If passed, House Bill 36 would launch a voluntary state-run program for Alaskan parents of children as young as four years old.
Currently Alaska provides state education for kindergarten through 12th grade. The move to expand to pre-kindergarten comes from the belief that enrolling younger-aged children in state education programs will “increase student performance while also saving the state money in the long term by producing self reliant, successful adults,” according to a statement by bill sponsor Rep. Scott Kawaskaki of Fairbanks.
His fellow sponsors include: Anchorage Democrats Rep. Les Gara, Rep. Andy Josephson and Rep. Harriet Drummond, along with Juneau Democrat Rep. Sam Kito III and Ketchikan Democrat Rep. Dan Ortiz.

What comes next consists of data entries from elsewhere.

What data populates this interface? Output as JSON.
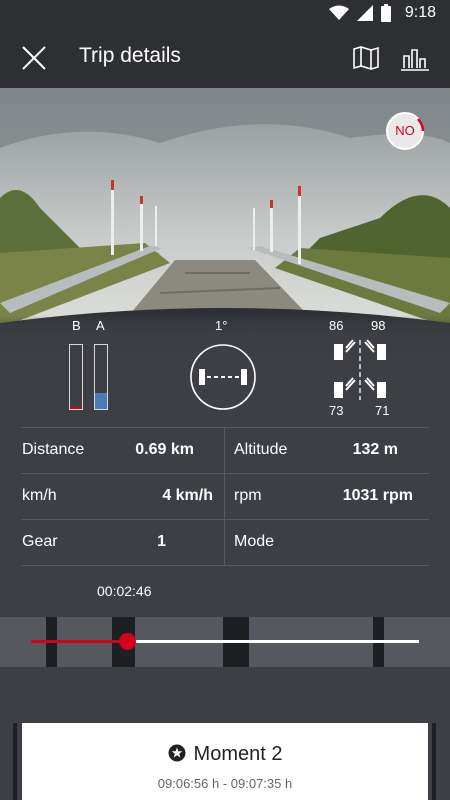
{
  "status_bar": {
    "time": "9:18"
  },
  "app_bar": {
    "title": "Trip details"
  },
  "camera": {
    "drive_mode_badge": "NO"
  },
  "telemetry": {
    "bar_b_label": "B",
    "bar_a_label": "A",
    "bar_b_level": 0.03,
    "bar_a_level": 0.25,
    "tilt": "1°",
    "tire_fl": "86",
    "tire_fr": "98",
    "tire_rl": "73",
    "tire_rr": "71"
  },
  "stats": {
    "distance_label": "Distance",
    "distance_value": "0.69 km",
    "altitude_label": "Altitude",
    "altitude_value": "132 m",
    "speed_label": "km/h",
    "speed_value": "4 km/h",
    "rpm_label": "rpm",
    "rpm_value": "1031 rpm",
    "gear_label": "Gear",
    "gear_value": "1",
    "mode_label": "Mode",
    "mode_value": ""
  },
  "playback": {
    "elapsed": "00:02:46",
    "progress": 0.25
  },
  "moment": {
    "title": "Moment 2",
    "time_range": "09:06:56 h - 09:07:35 h"
  },
  "colors": {
    "accent": "#d5001c",
    "background": "#3d3f44",
    "bar_a": "#4a7ab8"
  }
}
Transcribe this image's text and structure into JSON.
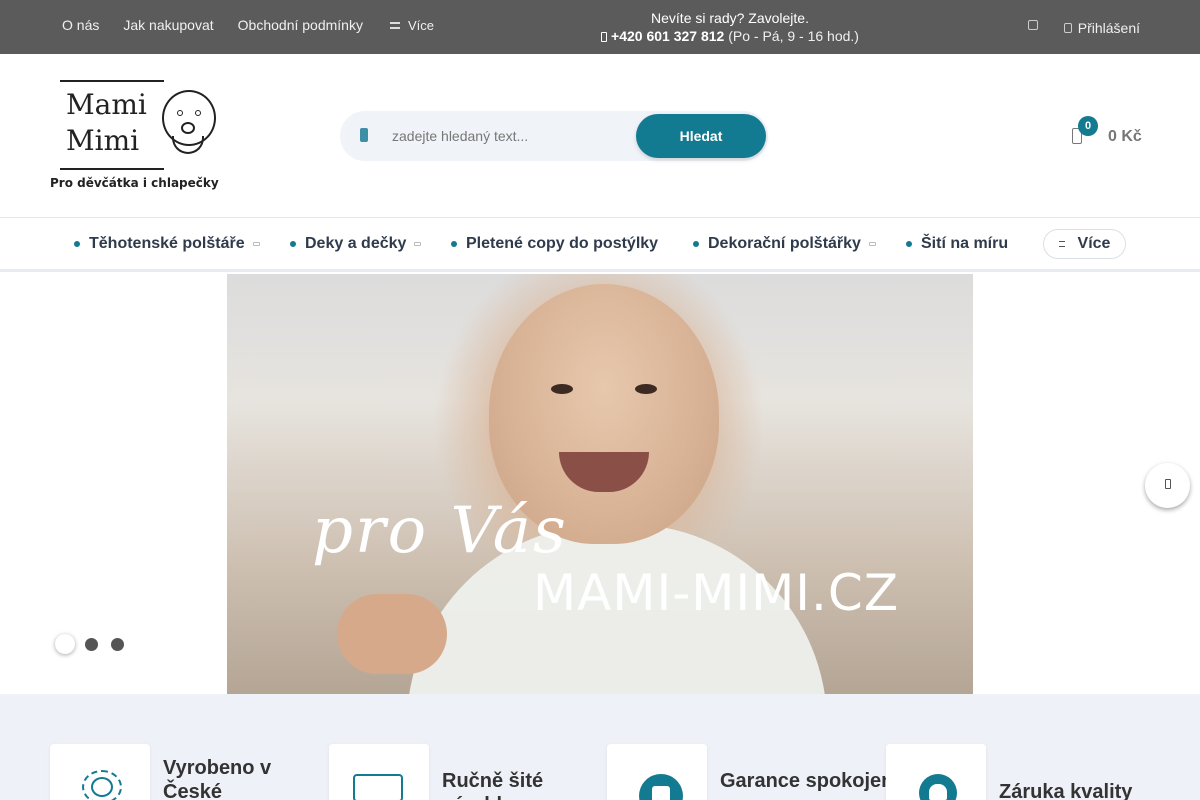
{
  "topbar": {
    "links": [
      "O nás",
      "Jak nakupovat",
      "Obchodní podmínky"
    ],
    "more_label": "Více",
    "help_text": "Nevíte si rady? Zavolejte.",
    "phone": "+420 601 327 812",
    "hours": "(Po - Pá, 9 - 16 hod.)",
    "login_label": "Přihlášení"
  },
  "logo": {
    "line1": "Mami",
    "line2": "Mimi",
    "tagline": "Pro děvčátka i chlapečky"
  },
  "search": {
    "placeholder": "zadejte hledaný text...",
    "button_label": "Hledat"
  },
  "cart": {
    "count": "0",
    "total": "0 Kč"
  },
  "nav": {
    "items": [
      {
        "label": "Těhotenské polštáře",
        "has_submenu": true
      },
      {
        "label": "Deky a dečky",
        "has_submenu": true
      },
      {
        "label": "Pletené copy do postýlky",
        "has_submenu": false
      },
      {
        "label": "Dekorační polštářky",
        "has_submenu": true
      },
      {
        "label": "Šití na míru",
        "has_submenu": false
      }
    ],
    "more_label": "Více"
  },
  "hero": {
    "script_text": "pro Vás",
    "title": "MAMI-MIMI.CZ",
    "slides": 3,
    "active_slide": 1
  },
  "benefits": [
    {
      "label": "Vyrobeno v České",
      "icon": "sun-icon"
    },
    {
      "label": "Ručně šité výrobky",
      "icon": "sewing-machine-icon"
    },
    {
      "label": "Garance spokojenosti",
      "icon": "thumbs-up-icon"
    },
    {
      "label": "Záruka kvality",
      "icon": "heart-icon"
    }
  ],
  "colors": {
    "accent": "#127a91",
    "topbar": "#5b5b5b",
    "benefits_bg": "#eef1f7"
  }
}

In a statement supporting state-run pre-kindergarten, Rep. Josephson claimed, “Preparing students for real learning when they enter kindergarten is vital, and brings those children who are disadvantaged in some way, up to parity with their peers.”
But critics point to the high cost for taxpayers combined with problematic social and educational outcomes.

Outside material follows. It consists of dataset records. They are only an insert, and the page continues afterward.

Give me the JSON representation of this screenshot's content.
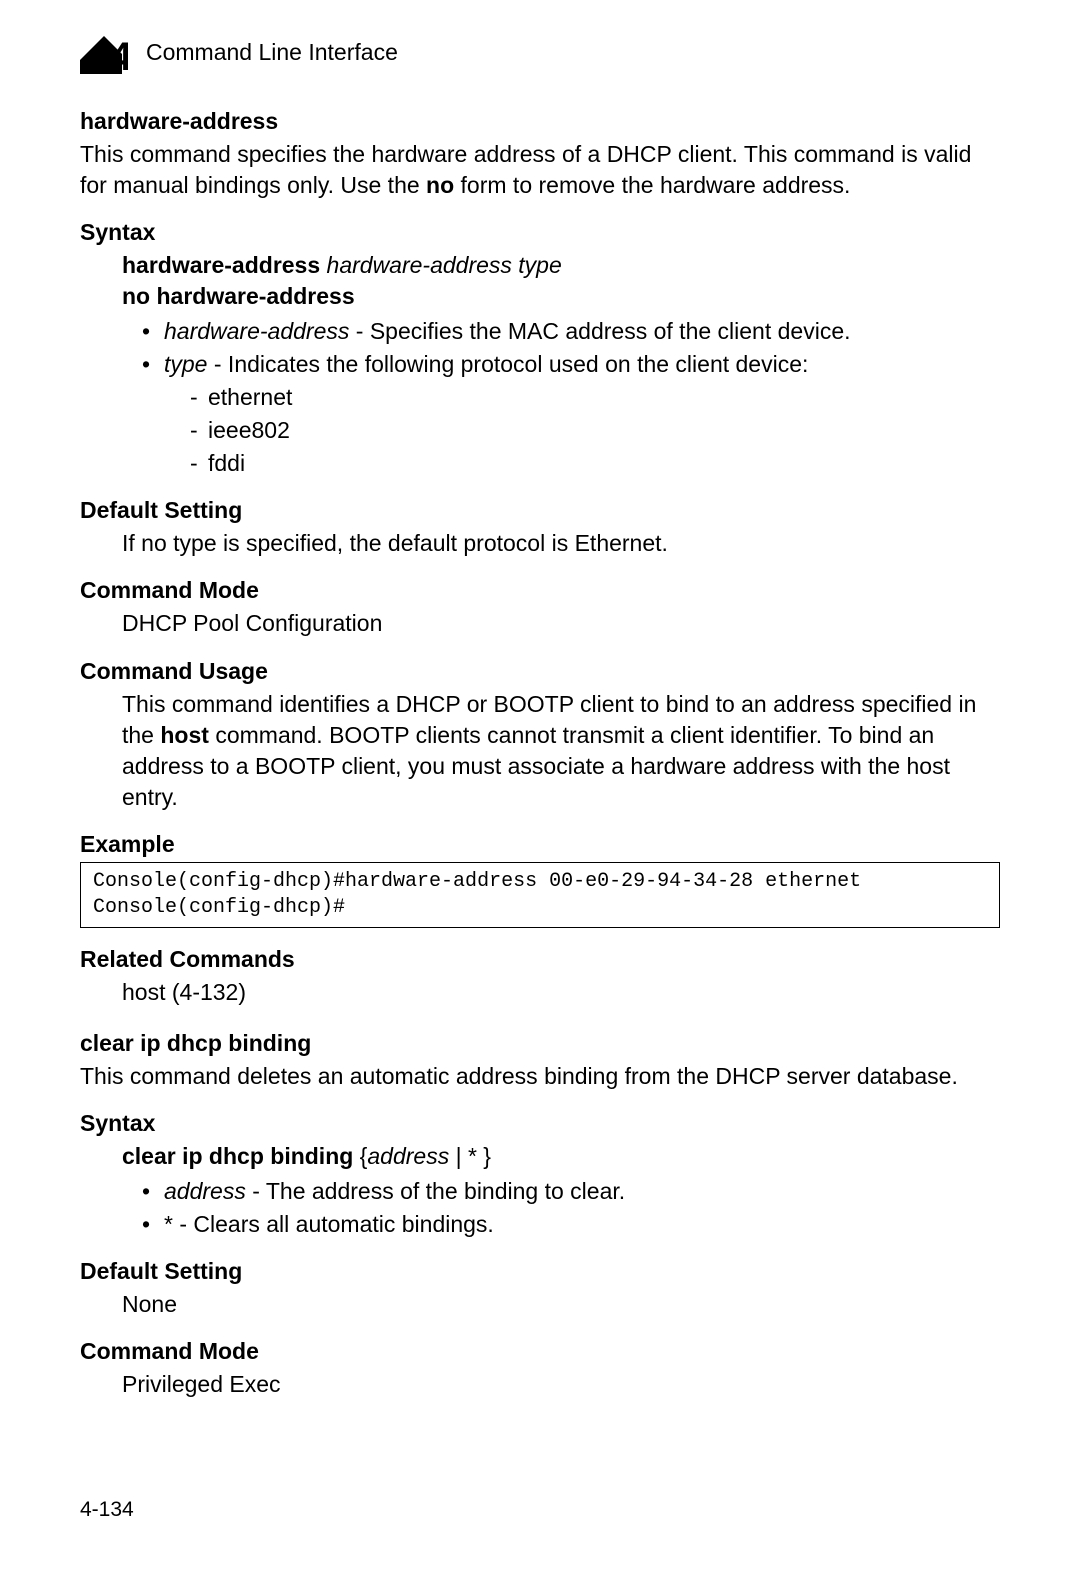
{
  "header": {
    "chapter_number": "4",
    "chapter_title": "Command Line Interface"
  },
  "cmd1": {
    "title": "hardware-address",
    "desc_pre": "This command specifies the hardware address of a DHCP client. This command is valid for manual bindings only. Use the ",
    "desc_bold": "no",
    "desc_post": " form to remove the hardware address.",
    "syntax_head": "Syntax",
    "syntax_l1_b1": "hardware-address",
    "syntax_l1_i": " hardware-address type",
    "syntax_l2_b": "no hardware-address",
    "param1_i": "hardware-address",
    "param1_rest": " - Specifies the MAC address of the client device.",
    "param2_i": "type",
    "param2_rest": " - Indicates the following protocol used on the client device:",
    "t1": "ethernet",
    "t2": "ieee802",
    "t3": "fddi",
    "default_head": "Default Setting",
    "default_body": "If no type is specified, the default protocol is Ethernet.",
    "mode_head": "Command Mode",
    "mode_body": "DHCP Pool Configuration",
    "usage_head": "Command Usage",
    "usage_pre": "This command identifies a DHCP or BOOTP client to bind to an address specified in the ",
    "usage_bold": "host",
    "usage_post": " command. BOOTP clients cannot transmit a client identifier. To bind an address to a BOOTP client, you must associate a hardware address with the host entry.",
    "example_head": "Example",
    "example_code": "Console(config-dhcp)#hardware-address 00-e0-29-94-34-28 ethernet\nConsole(config-dhcp)#",
    "related_head": "Related Commands",
    "related_body": "host (4-132)"
  },
  "cmd2": {
    "title": "clear ip dhcp binding",
    "desc": "This command deletes an automatic address binding from the DHCP server database.",
    "syntax_head": "Syntax",
    "syntax_b1": "clear ip dhcp binding",
    "syntax_mid": " {",
    "syntax_i": "address",
    "syntax_end": " | * }",
    "param1_i": "address",
    "param1_rest": " - The address of the binding to clear.",
    "param2_b": "*",
    "param2_rest": " - Clears all automatic bindings.",
    "default_head": "Default Setting",
    "default_body": "None",
    "mode_head": "Command Mode",
    "mode_body": "Privileged Exec"
  },
  "page_number": "4-134"
}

On average, state funded pre-kindergarten programs cost roughly $6,400 per child according to the nonpartisan public policy institute, The New America Foundation.

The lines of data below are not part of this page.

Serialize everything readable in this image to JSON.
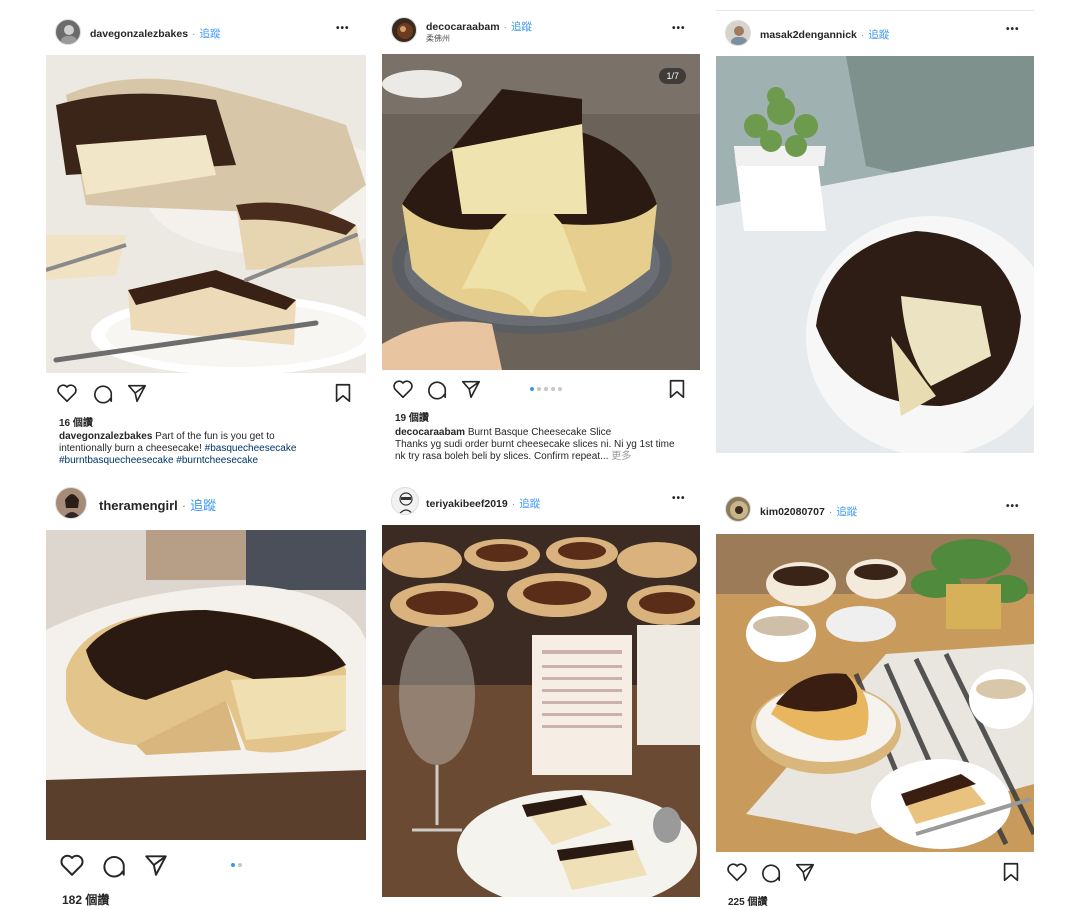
{
  "posts": [
    {
      "username": "davegonzalezbakes",
      "follow": "追蹤",
      "likes": "16 個讚",
      "caption_user": "davegonzalezbakes",
      "caption_text": "Part of the fun is you get to intentionally burn a cheesecake!",
      "hashtags": "#basquecheesecake #burntbasquecheesecake #burntcheesecake"
    },
    {
      "username": "decocaraabam",
      "follow": "追蹤",
      "location": "柔佛州",
      "counter": "1/7",
      "likes": "19 個讚",
      "caption_user": "decocaraabam",
      "caption_title": "Burnt Basque Cheesecake Slice",
      "caption_text": "Thanks yg sudi order burnt cheesecake slices ni. Ni yg 1st time nk try rasa boleh beli by slices. Confirm repeat...",
      "more": "更多"
    },
    {
      "username": "masak2dengannick",
      "follow": "追蹤"
    },
    {
      "username": "theramengirl",
      "follow": "追蹤",
      "likes": "182 個讚"
    },
    {
      "username": "teriyakibeef2019",
      "follow": "追蹤"
    },
    {
      "username": "kim02080707",
      "follow": "追蹤",
      "likes": "225 個讚"
    }
  ],
  "ui": {
    "more_glyph": "•••",
    "dot_sep": "·"
  },
  "colors": {
    "follow_blue": "#3897f0",
    "hashtag": "#003569",
    "cake_burnt": "#2a1a12",
    "cake_custard": "#e9dcb6"
  },
  "icons": [
    "heart-icon",
    "comment-icon",
    "share-icon",
    "bookmark-icon",
    "more-options-icon"
  ]
}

An extensive analysis by U.S. Dept. of Health and Human Services in 2010, found that the federal government’s Head Start preschool program has cost taxpayers more than $180 billion since 1965 while largely failing to improve the cognitive, socio-emotional health and parenting outcomes of children who participated in the program.
In response to the federal analysis of Head Start, critics of universal state-run pre-kindergarten note the negative consequences of separating young children from their mothers for extended periods of time.
“Greater amounts of time spent in non-maternal care, and younger age of entry into day care were associated with a greater likelihood of socio-emotional problems and lower cognitive skills,” concluded the Heritage Foundation, a non-partisan conservative think tank. “The cumulative effect of extensive day care was associated with lower academic achievement and poorer emotional health.”
Questions also persist about whether parents really prefer state-run educational care as opposed to policies that empower them to spend more time with their young children.
Studies by the Pew Research Center note that working mothers prefer greater opportunities and options for spending more time with their children. A Pew survey that polled women from 1997 to 2007 found that 80 percent of working mothers said that they would have preferred to stay at home when their children were younger.
“Rather than increasing government involvement in preschool care — at the expense of taxpayers like these working moms — public policy should focus on initiatives to promote marriage, strengthen families, and optimize opportunities for parents to care for their own children,” Heritage Foundation concludes.